The Nevada Republican added that he couldn't support a bill "that takes insurance away from tens of millions of Americans and hundreds of thousands of Nevadans" and "there isn't anything in this bill that would lower premiums."
His prominent opposition to the bill led to massive blowback from Trump and Trump-aligned forces. A pro-Trump nonprofit launched a $1 million anti-Heller ad campaign in Nevada (with the White House's blessing) over his refusal to back the bill. Those ads were quickly pulled after top Senate Republicans, including Senate Majority Leader Mitch McConnell, voiced opposition to the campaign against Heller.
Then while seated next to Trump during a July healthcare roundtable with Republican senators, the president suggested that Heller would eventually vote for the Senate's bill because, as he joked on camera, "Look, he wants to remain a senator, doesn't he?"
Around the same time, Trump's team pushed Las Vegas casino magnates Sheldon Adelson and Steve Wynn to push Heller on his healthcare vote, as The New York Times reported. Adelson and Wynn, Republican mega-donors who played pivotal roles in helping Trump get elected, were "unhappy" with Heller, as a Heller ally told The Times.
Heller began to change his tune, and eventually backed later versions of the healthcare bill that did not pass when the Senate tried to push through various forms of the legislation, including what was known as a "skinny repeal," later in July.
"Where is Gov. [Brian] Sandoval?" Heller said then, mentioning Nevada's Republican governor, whom he said he would look toward when deciding how to vote. "What does he think?

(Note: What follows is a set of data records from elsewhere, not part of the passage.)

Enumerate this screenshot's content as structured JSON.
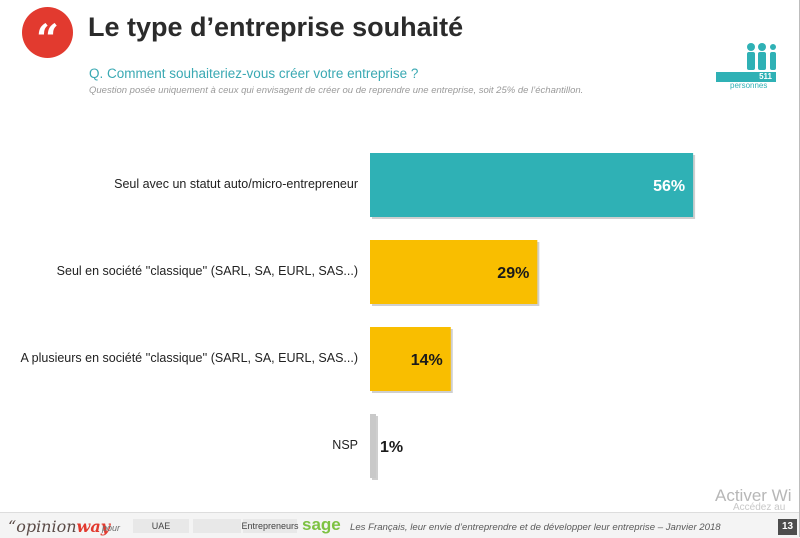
{
  "header": {
    "title": "Le type d’entreprise souhaité",
    "quote_glyph": "“",
    "question": "Q. Comment souhaiteriez-vous créer votre entreprise ?",
    "note": "Question posée uniquement à ceux qui envisagent de créer ou de reprendre une entreprise, soit 25% de l’échantillon."
  },
  "badge": {
    "count": "511",
    "label": "personnes",
    "icon": "people-group-icon"
  },
  "chart_data": {
    "type": "bar",
    "orientation": "horizontal",
    "categories": [
      "Seul avec un statut auto/micro-entrepreneur",
      "Seul en société ''classique'' (SARL, SA, EURL, SAS...)",
      "A plusieurs en société ''classique'' (SARL, SA, EURL, SAS...)",
      "NSP"
    ],
    "values": [
      56,
      29,
      14,
      1
    ],
    "value_labels": [
      "56%",
      "29%",
      "14%",
      "1%"
    ],
    "colors": [
      "#2fb1b5",
      "#f9be00",
      "#f9be00",
      "#c9c9c9"
    ],
    "label_colors": [
      "#ffffff",
      "#1a1a1a",
      "#1a1a1a",
      "#1a1a1a"
    ],
    "xlim": [
      0,
      100
    ],
    "grid": false,
    "legend": "none"
  },
  "footer": {
    "brand_prefix": "“",
    "brand_main": "opinion",
    "brand_accent": "way",
    "pour": "pour",
    "partners": [
      "UAE",
      "",
      "Entrepreneurs"
    ],
    "sage": "sage",
    "text": "Les Français, leur envie d’entreprendre et de développer leur entreprise – Janvier 2018",
    "page": "13"
  },
  "watermark": {
    "title": "Activer Wi",
    "sub": "Accédez au"
  }
}
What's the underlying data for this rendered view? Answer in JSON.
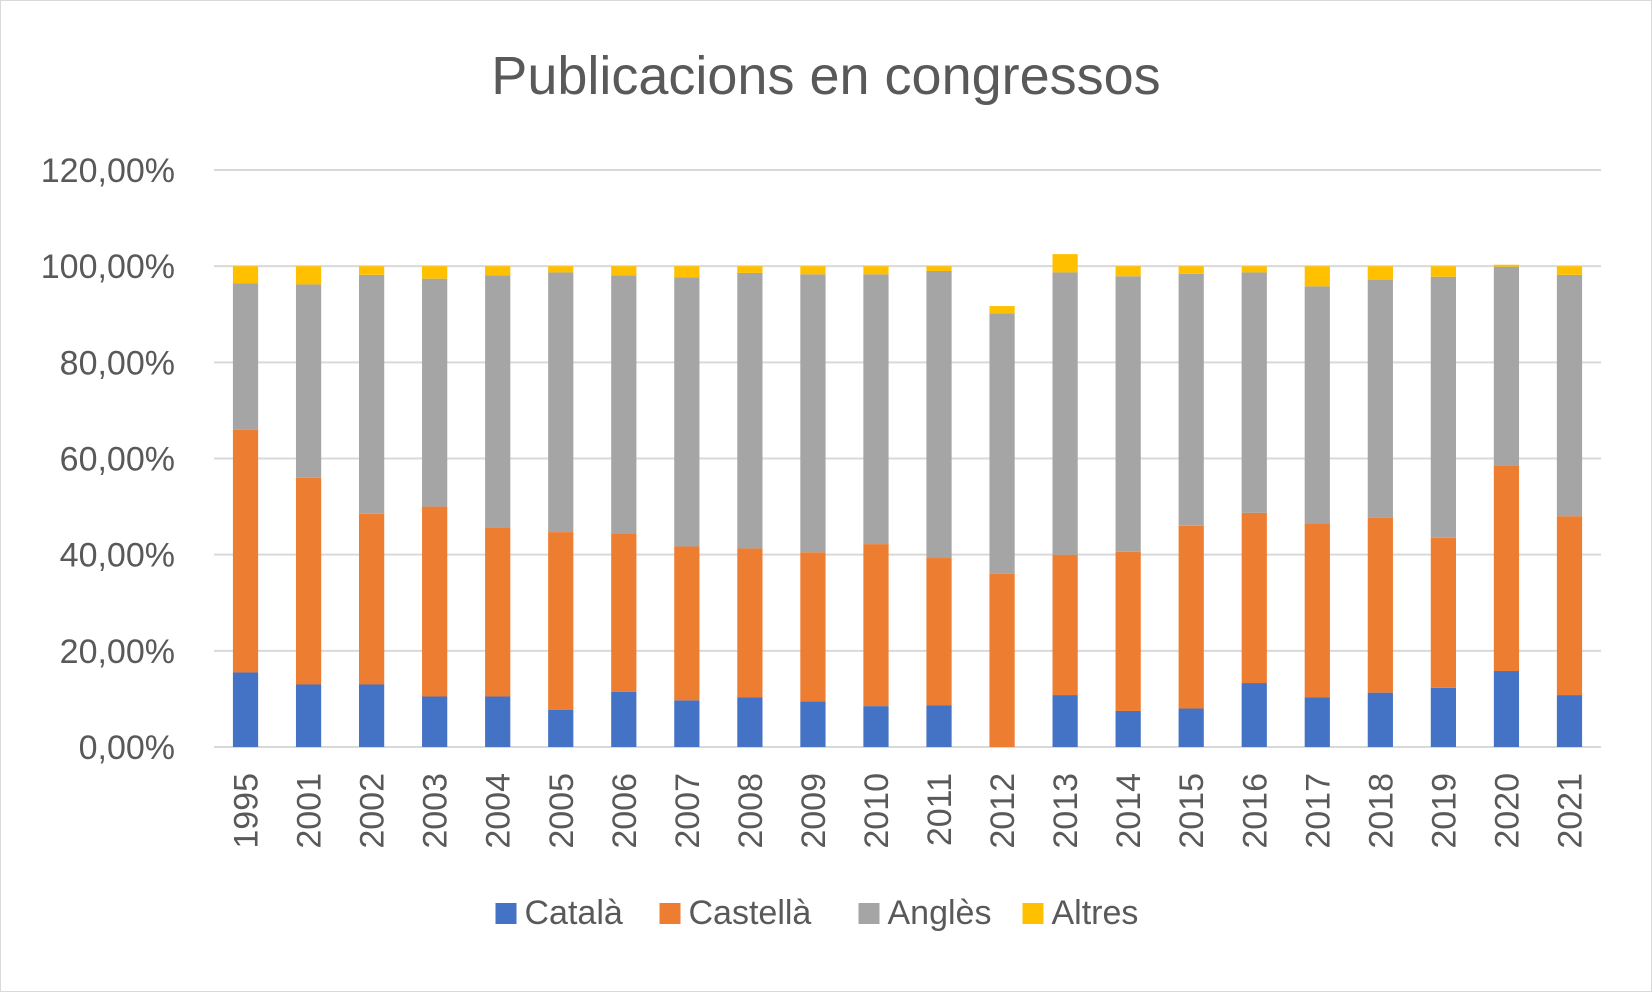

How does he feel about the changes that are occurring?"
But even though Sandoval did not back the bill, Heller voted for it anyway, offering up a non-binding resolution expressing support for Obamacare's Medicaid expansion, which Nevada had accepted. Both his resolution and the skinny repeal bill failed.
Now, Heller has gone as far as to co-author the Graham-Cassidy proposal, attaching his name to another piece of legislation that his governor does not support. The bill would significantly alter Medicaid, turning it into block grants for states.
Heller's healthcare posturing has led to Tarkanian, his right-wing opponent, attacking the senator from the left.
"Now, all of a sudden, he's in favor of a bill that does exactly that and I think cuts it even more?" Tarkanian told CNN. "What you see here is that Dean Heller doesn't have any convictions for the positions he holds and he's willing to change them depending on who he's speaking in front of."
A Heller spokesperson, responding to those comments, told CNN that the Graham-Cassidy proposal is "the best solution on the table for the state of Nevada," calling Tarkanian, the son of legendary UNLV basketball coach Jerry Tarkanian and a five-time electoral loser in the state, a "perennial candidate" who "now apparently opposes the repeal of Obamacare."
Meanwhile, Heller's actual opponent on the left, Democratic Rep. Jacky Rosen, has blasted Heller for the shifts as well, and Democrats have launched a number of attacks on Heller in his home state. In firing back at Rosen, the Heller spokesperson said that she has yet to take a position on the single-payer healthcare proposal offered by Sen. Bernie Sanders of Vermont.